I am about to launch Afford-It, an app for Android built with jQueryMobile and PhoneGap. Its function is to figure out for the user what part of their balance they can actually spend, and what part they need to reserve for recurring bills later in the month (like rent, power, cable, insurance).
My business model is to ask something like $3 in the Android market for the app. There are existing budget apps going for that price (after a free trial) and those are terrible apps that ask you to enter every single expense and income.
Perhaps a bank, or Mint, will come along and hire me to pimp up their online banking with my app's functionality. But that would be bonus, not baseline.
My USP is that with my app, you don't need to enter all your pastexpenses: after a one-time setup it only needs your current balance to give you meaningful advice, plus a list of upcoming bills.
There are admob ads in a few of the pages of the app, but I don't expect much income from them.
There are some basic things that will need to wait for v2: - entering incidental future incomes/expenses - patterns other than monthly (i.e. biweekly pay, saturday shopping trip, etc)
My current roadmap is to add these functionalities to my (cross-platform) code, meanwhile get it on iPhone and iPad, and maybe do a Dutch translation (I'm living in the Netherlands, so it might be worthwhile to push a Dutch version where I have better in-person access opportunities)
My questions are these: - Where should the product go from here? - How does the business model sound to you?
The online demo is at: www.afford-it.me/demo. You can log in with username hackernews and password reviewers.
8 comments
[ 2.6 ms ] story [ 23.4 ms ] threadSidebar: UX need to be tightened up and polished - take a look at http://mobile-patterns.com/ for inspiration.
Thanks for the mobile patterns site. I'm aware that buttons and lists are not quite consistent in shape and function across the app, haven't really pinpointed a problem though.

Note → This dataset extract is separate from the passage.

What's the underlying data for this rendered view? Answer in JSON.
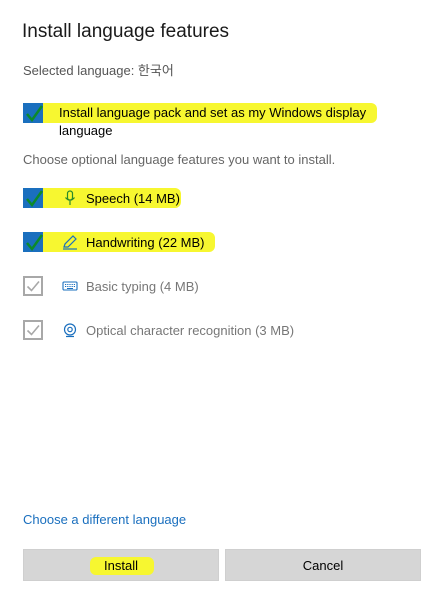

The demo stopped working for me in the browser after it asked for the initial balance ("next"-button did nothing).
Either way it sounds like I'd have to constantly update your app with my purchases and expenses and income? Why would I want to do that?
As for constantly updating: no! The whole point of this app is that you only need to enter your current balance. From your balance and your recurring bills (one-time setup), it calculates when your next income is due, which bills need to be paid before that, and that leaves as a remainder your free-to-spend amount.
So I tack in my income, my recurring expenses, and then it tells me my disposable income per month (a static figure)?
What is the advantage over just tapping those figures into a calculator or an excel sheet (which is probably easier to update later)?